Both of them come with warning signs, and if I was smart, I’d get the hell away from them before the shit gets complicated.

 

But I can’t. For so many reasons, I can’t.

 

I owe Janine. If she’s dead like Ark says JD’s girl is, then I need to know. Her story needs to be told. And if her baby is alive, then that baby needs to come home. That baby deserves to know who her family is. Needs to know that once upon a time her mother was so much more than what she ended up being.

 

I owe her.

 

I sit down at Ark’s desk and shake the mouse so the monitor comes on. And nope. Not locked. Which, if I was a suspicious bitch, I’d take as a signal that he knows I’m going to snoop tonight and there won’t be a single file on here with anything useful.

 

When the desktop comes up, there are only three file folders to choose from. One is called In progress. One is called Completed. And one is called Blue.

 

The satisfaction that I get from having him figured out evaporates when I double-click the file and images come up in a cascade of windows.

 

What the fuck is this?

 

I really expected a note. Hey, Blue, I got your number, you snoopy bitch. I’m normal, JD is normal. Now be a good girl and open your legs and wait for us on the bed.

 

That note is not a bad way to go. I’m just saying.

 

But that’s not what this is at all. These are the photos he was looking at the other day when I was in here. Beautiful, retouched photos. Black and white artsy photos that have the lights and shadows manipulated in such a way that you only see what he wants you to see.

 

And they are not just of me, but all three of us. Dozens and dozens of them in the tub. Ark on one side, JD, with me in his arms on the other. The steam from the hot water obscuring our faces, but not the intentions of the people.

 

Most of them are blurry, because he was using a long exposure time to capture the light bouncing off the mist in the air, and we were moving around.
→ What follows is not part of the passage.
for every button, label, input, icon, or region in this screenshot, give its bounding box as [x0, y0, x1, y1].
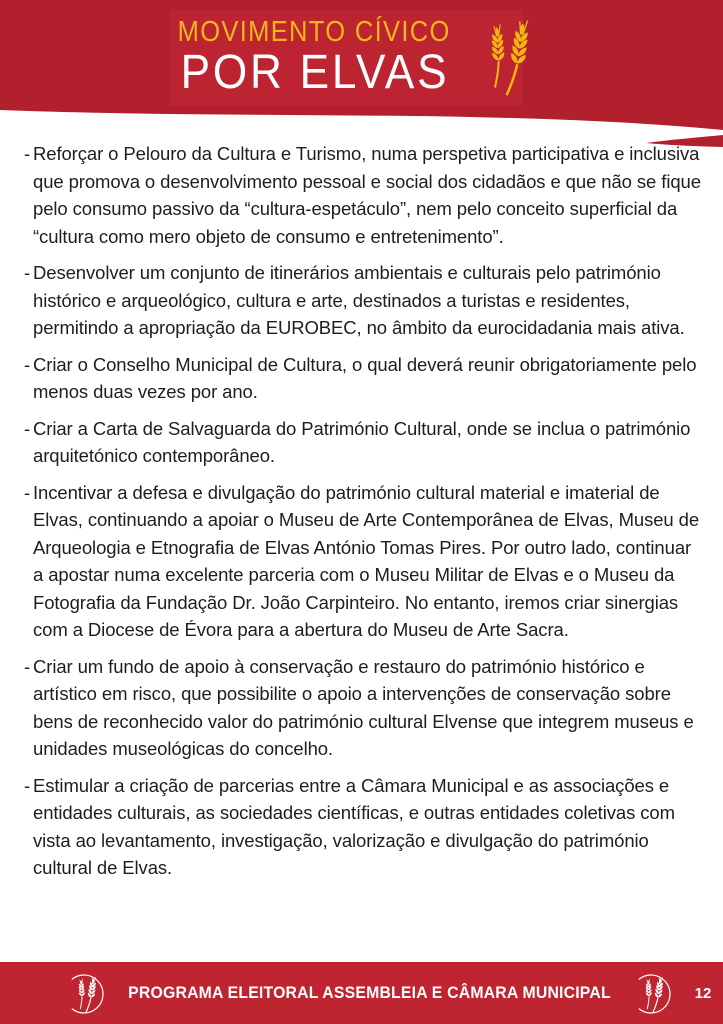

But there are enough in focus to fall in love with this newly discovered artist side of the strait-laced wannabe.

 

“Goddamn,” I whisper. “Could you be any more perfect?”

 

There are also several videos of that scene out on the terrace where they both had their fingers inside of me.

 

Those make me wet. No. Those make me throb.

 

I wonder how far Ark wants to take this threesome stuff. He doesn’t act bisexual at all. JD I can see. He seems more open.

 

Maybe because he’s a porn star, stupid.

 

Right.

 

I close all the windows and open up the other folder called In progress. This one has two movies with last Sunday’s date. The day JD brought me home. The day he made these movies with us in the tub.

 

My jealousy kicks in because these movies are of a girl sucking off Ark, not JD.

 

Asshole.

 

Why this ticks me off, I’m not sure. But it does. I open the attached documents to see if I can find out who she is, and there is one contract and the sum she was paid. Ten thousand dollars.

 

Jesus Christ. If I had an ID I could make one movie and go home.

 

No, my mind interrupts. I can’t go home until I find Janine and write this story.